5 consigli per scegliere il miglior conto deposito

5 consigli per scegliere il miglior conto deposito

Risparmiare è sempre un’ottima idea. Per farlo, possiamo decidere di affidare i nostri risparmi a un conto deposito. Vi spiegheremo che cos’è, qual è la prassi da seguire, quante tipologie di conto deposito esistono e soprattutto dove conviene aprirlo. Ovviamente, c’è da calcolare anche il costo annuo e il tasso, ma non preoccupatevi: siamo qui per questo.

Confronto tra le offerte

Anzitutto, per aprire un conto deposito, è necessario fare un confronto tra le varie soluzioni proposte. Dobbiamo sempre fare molta attenzione a cosa ci propongono, a quali sono i costi e le condizioni, ma soprattutto i vantaggi per noi.

È molto meglio attendere un’offerta propizia, che dovere pagare un tasso maggiore.
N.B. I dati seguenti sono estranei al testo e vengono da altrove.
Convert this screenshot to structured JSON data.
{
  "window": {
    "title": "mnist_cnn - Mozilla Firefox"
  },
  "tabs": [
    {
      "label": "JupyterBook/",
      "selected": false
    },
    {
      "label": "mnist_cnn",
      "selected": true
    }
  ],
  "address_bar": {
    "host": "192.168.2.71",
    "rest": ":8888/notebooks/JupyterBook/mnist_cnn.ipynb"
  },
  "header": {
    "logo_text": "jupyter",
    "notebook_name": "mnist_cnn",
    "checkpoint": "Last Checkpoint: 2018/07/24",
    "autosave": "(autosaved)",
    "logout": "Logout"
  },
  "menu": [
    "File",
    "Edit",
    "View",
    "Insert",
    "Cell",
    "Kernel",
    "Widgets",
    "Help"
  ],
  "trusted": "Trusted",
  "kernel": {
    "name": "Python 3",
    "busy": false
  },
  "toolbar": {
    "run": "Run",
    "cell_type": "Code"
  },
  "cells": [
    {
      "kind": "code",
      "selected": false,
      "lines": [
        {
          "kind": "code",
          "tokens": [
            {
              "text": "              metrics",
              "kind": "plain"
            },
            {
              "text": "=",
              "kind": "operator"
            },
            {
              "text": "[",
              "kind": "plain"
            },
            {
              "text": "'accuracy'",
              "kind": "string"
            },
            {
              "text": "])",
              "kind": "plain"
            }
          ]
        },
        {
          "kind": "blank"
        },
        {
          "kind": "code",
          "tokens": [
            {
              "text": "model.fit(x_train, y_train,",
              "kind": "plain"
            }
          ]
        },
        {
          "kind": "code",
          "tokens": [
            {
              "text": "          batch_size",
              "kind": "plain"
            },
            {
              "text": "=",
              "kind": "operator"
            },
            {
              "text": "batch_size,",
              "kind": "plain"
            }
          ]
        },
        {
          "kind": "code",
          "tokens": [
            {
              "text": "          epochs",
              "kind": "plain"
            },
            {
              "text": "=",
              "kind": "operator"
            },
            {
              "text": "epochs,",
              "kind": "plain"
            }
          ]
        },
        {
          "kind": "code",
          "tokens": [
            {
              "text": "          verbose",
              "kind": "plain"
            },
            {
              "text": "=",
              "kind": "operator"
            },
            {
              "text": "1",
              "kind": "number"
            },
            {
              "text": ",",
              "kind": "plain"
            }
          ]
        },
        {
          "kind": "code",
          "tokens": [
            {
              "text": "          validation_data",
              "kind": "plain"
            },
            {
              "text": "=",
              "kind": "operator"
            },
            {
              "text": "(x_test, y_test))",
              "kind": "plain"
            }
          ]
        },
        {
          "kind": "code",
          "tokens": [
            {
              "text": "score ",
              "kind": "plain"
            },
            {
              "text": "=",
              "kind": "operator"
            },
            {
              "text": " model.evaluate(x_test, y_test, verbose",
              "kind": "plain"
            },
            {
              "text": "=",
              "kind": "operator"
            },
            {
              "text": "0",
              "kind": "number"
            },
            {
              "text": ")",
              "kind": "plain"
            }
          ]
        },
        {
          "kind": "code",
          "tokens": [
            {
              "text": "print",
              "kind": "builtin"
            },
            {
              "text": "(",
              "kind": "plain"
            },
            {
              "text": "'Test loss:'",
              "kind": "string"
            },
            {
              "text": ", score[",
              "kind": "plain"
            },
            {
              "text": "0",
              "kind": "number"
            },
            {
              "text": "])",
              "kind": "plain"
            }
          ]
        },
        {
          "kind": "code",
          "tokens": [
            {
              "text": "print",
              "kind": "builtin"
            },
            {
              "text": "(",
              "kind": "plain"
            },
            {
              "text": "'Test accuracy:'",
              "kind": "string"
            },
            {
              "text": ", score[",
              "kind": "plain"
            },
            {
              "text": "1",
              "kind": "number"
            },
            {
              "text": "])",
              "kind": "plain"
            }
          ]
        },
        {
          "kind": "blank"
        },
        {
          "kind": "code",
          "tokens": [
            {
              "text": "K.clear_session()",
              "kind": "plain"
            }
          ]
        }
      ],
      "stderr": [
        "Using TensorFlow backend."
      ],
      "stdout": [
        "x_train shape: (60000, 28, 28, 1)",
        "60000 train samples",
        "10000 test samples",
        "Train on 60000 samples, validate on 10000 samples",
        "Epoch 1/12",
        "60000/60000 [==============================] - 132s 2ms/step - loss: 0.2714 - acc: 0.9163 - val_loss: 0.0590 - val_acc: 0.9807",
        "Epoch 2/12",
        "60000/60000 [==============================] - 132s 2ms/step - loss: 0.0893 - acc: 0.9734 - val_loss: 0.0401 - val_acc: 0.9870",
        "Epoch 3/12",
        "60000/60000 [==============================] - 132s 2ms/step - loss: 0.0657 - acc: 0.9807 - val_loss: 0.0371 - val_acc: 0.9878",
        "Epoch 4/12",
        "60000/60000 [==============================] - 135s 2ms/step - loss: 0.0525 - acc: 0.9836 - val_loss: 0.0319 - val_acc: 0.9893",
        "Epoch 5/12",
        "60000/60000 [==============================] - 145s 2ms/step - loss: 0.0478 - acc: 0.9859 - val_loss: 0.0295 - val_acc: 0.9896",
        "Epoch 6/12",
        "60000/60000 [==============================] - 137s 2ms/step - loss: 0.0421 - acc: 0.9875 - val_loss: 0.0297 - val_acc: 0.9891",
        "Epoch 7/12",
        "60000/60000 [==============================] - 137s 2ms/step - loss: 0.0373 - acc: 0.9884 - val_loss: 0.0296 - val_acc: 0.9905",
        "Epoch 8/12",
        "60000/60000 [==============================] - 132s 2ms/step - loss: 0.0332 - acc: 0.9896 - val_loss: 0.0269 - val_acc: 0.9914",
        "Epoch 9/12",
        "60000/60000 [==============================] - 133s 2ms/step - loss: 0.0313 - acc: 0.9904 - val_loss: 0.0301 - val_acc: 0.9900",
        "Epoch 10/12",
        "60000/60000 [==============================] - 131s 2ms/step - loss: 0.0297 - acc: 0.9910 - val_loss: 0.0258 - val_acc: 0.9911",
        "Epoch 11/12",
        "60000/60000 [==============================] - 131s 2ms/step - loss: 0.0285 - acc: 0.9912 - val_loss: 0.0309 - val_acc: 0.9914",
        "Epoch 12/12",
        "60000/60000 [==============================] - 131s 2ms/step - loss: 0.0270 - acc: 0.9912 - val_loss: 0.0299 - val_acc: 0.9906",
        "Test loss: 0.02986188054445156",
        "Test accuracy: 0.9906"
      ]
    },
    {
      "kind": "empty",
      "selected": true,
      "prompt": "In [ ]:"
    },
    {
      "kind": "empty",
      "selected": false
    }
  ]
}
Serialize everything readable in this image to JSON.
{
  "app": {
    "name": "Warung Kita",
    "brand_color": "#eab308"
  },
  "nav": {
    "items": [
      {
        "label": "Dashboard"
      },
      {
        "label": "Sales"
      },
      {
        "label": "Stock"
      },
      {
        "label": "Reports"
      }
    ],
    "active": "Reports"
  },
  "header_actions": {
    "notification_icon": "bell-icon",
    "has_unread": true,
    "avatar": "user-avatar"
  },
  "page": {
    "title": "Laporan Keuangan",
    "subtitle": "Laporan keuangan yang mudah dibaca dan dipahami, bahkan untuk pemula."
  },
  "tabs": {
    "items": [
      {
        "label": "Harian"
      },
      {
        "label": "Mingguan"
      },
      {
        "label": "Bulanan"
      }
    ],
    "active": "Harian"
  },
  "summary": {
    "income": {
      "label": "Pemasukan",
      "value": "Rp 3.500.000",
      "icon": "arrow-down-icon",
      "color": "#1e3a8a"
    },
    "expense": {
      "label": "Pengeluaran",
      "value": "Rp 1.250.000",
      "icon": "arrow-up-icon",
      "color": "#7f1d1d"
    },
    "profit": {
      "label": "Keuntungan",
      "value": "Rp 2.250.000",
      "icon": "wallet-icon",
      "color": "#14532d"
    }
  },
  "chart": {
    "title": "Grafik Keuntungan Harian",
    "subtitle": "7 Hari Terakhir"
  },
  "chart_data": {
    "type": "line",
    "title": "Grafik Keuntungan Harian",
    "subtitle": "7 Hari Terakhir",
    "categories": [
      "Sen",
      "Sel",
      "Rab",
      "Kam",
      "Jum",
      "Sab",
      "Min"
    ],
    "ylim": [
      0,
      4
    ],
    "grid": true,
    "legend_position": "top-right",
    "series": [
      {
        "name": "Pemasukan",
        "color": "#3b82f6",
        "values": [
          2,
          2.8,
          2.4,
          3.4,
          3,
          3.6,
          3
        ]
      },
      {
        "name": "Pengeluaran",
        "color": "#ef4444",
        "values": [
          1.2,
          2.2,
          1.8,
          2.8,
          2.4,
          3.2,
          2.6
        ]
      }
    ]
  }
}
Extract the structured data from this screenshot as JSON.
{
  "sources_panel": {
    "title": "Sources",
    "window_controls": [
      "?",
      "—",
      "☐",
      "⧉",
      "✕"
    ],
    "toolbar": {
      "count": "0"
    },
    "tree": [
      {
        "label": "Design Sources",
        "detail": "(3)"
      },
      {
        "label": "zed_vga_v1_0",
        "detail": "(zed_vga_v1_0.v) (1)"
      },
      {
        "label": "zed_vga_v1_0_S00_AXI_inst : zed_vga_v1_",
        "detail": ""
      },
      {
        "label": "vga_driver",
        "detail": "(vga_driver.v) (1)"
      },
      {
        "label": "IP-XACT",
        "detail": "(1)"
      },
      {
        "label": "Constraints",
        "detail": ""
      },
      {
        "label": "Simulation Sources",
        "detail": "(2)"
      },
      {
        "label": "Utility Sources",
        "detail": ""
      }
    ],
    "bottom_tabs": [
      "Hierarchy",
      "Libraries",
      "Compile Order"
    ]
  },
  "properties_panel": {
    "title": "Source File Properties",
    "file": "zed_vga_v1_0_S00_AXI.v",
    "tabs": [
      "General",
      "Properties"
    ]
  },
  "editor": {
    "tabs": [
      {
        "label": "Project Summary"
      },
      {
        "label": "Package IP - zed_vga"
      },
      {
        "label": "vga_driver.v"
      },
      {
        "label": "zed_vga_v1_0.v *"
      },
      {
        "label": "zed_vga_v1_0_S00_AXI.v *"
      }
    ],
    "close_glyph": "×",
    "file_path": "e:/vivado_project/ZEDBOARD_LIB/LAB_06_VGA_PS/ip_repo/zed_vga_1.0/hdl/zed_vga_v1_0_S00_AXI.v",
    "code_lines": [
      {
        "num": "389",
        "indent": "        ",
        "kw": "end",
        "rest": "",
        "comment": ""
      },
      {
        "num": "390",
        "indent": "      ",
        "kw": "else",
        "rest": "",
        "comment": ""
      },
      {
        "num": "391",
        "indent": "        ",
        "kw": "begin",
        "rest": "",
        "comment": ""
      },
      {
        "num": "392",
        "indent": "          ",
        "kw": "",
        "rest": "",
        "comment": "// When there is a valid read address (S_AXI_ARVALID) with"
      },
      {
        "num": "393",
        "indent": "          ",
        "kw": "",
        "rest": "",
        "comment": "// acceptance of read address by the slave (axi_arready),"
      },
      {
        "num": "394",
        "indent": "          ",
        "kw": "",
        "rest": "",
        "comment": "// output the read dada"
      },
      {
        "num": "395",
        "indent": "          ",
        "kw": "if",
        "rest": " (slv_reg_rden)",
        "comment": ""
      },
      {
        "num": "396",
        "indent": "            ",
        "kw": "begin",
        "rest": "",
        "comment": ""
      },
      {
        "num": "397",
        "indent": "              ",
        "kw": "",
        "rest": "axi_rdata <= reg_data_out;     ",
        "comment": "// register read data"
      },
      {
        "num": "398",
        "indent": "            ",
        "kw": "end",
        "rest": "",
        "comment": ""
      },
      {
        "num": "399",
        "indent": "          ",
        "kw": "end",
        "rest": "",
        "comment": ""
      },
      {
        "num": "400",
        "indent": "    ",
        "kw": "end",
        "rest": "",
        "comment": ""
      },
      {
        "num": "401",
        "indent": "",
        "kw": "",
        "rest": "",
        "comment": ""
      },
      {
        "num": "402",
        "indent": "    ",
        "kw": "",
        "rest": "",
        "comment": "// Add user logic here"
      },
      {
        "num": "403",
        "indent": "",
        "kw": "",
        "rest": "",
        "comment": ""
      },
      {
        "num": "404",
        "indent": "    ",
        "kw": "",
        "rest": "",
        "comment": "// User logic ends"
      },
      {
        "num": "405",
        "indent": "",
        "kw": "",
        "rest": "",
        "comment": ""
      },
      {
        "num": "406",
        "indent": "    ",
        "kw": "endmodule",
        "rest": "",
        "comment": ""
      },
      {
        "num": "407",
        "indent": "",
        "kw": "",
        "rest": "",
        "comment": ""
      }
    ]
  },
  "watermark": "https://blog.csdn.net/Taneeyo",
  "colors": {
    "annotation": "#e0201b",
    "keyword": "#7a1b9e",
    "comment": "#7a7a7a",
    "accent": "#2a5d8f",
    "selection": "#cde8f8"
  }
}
Dopo avere scelto la soluzione migliore, possiamo procedere con l’apertura del conto.

La saggezza dei nostri nonni ha sempre imposto il risparmio, anche e soprattutto quando le cose andavano bene, il lavoro c’era ed era semplice togliersi qualche sfizio. I nostri nonni, tuttavia, non avevano la tecnologia di oggi e per risparmiare intendevano mettere i soldi in un salvadanaio. Oggi, invece, possiamo decidere di metterli su un conto online: la differenza è che questi frutteranno con il tempo. Con il passare degli anni, avremo un guadagno maggiore e più alto è il tasso di interesse, maggiormente guadagneremo.

Libero o vincolato?

Esistono due tipi di conto deposito: libero o vincolato. Quali sono i pro e i contro di ambedue le tipologie?

Il conto libero vi permette di prendere il denaro in qualsiasi momento ne abbiate bisogno. Tuttavia, c’è da considerare che di conseguenza il rendimento di questo conto sarà inferiore rispetto al vincolato.

Nel caso del conto vincolato, infatti, avremo accesso al denaro solo nel momento in cui frutterà, senza togliere parte del denaro vincolato. Se investite 10.000 euro e vi frutta 500 euro, potrete ritirare i soldi solo quando saranno liquidati. Questo può accadere in 3, 6 o 12 mesi.

Confrontare i tassi di rendimento

Vogliamo darvi un ulteriore consiglio, forse il più importante di tutti: confrontate sempre i conti deposito prima di aprirne uno. È importante comprendere quale tasso offre la banca, qual è la soluzione migliore per le vostre tasche.

In alcuni casi, grazie alla moderna tecnologia, è possibile persino fare una simulazione del conto deposito. Vi basterà inserire il capitale che vorreste depositare, la durata totale del blocco deposito e il vincolo che impone la banca. In questo modo avrete una panoramica dei guadagni e potrete decidere su quale conto deposito puntare.

Online o in filiale?

L’apertura del conto di deposito può essere fatta sia in filiale, sia online. A seconda dei casi, i tassi di interesse che si possono guadagnare optando per la versione “digitale” sono leggermente superiori alla media, per cui conviene sempre dare un’occhiata su internet, partendo magari da articoli sui migliori conti di deposito che possono aiutare a dare un primo utile orientamento in questo ampio settore.

Attenzione alle spese

L’ultimo consiglio riguarda ai tassi e ai costi del conto deposito. Sì, perché bisogna anche fare attenzione a quanto ci costerà investire sui nostri soldi. Fate attenzione alle imposte e al bollo, ma non solo. Vi consigliamo di prestare un’ulteriore occhio a quanto costerebbe svincolare il conto o la liquidazione anticipata, così da avere i calcoli esatti su quanto ne ricaverete.

Alternative per il 2019

Dobbiamo essere sinceri a riguardo: ad oggi, il conto deposito è il migliore modo per assicurarsi un guadagno reale. Il Trading o le Criptovalute possono essere studiate e investite solo da coloro che si intendono di economia, di mercati e di marketing. Bisogna avere il colpo d’occhio giusto per azzeccare il momento perfetto. In alternativa, i soldi, purtroppo, andrebbero perduti.

Con il conto deposito, invece, sono protetti fino a 100.000 euro, e questa è una tutelata data dal Fondo Interbancario di Tutela dei Depositi. Certo, non guadagneremo grosse somme di denaro, come nel caso del Trading o delle Criptovalute, perché dopotutto un rischio minore comporta anche un guadagno minore. Ma è pur sempre un investimento positivo sul lungo termine.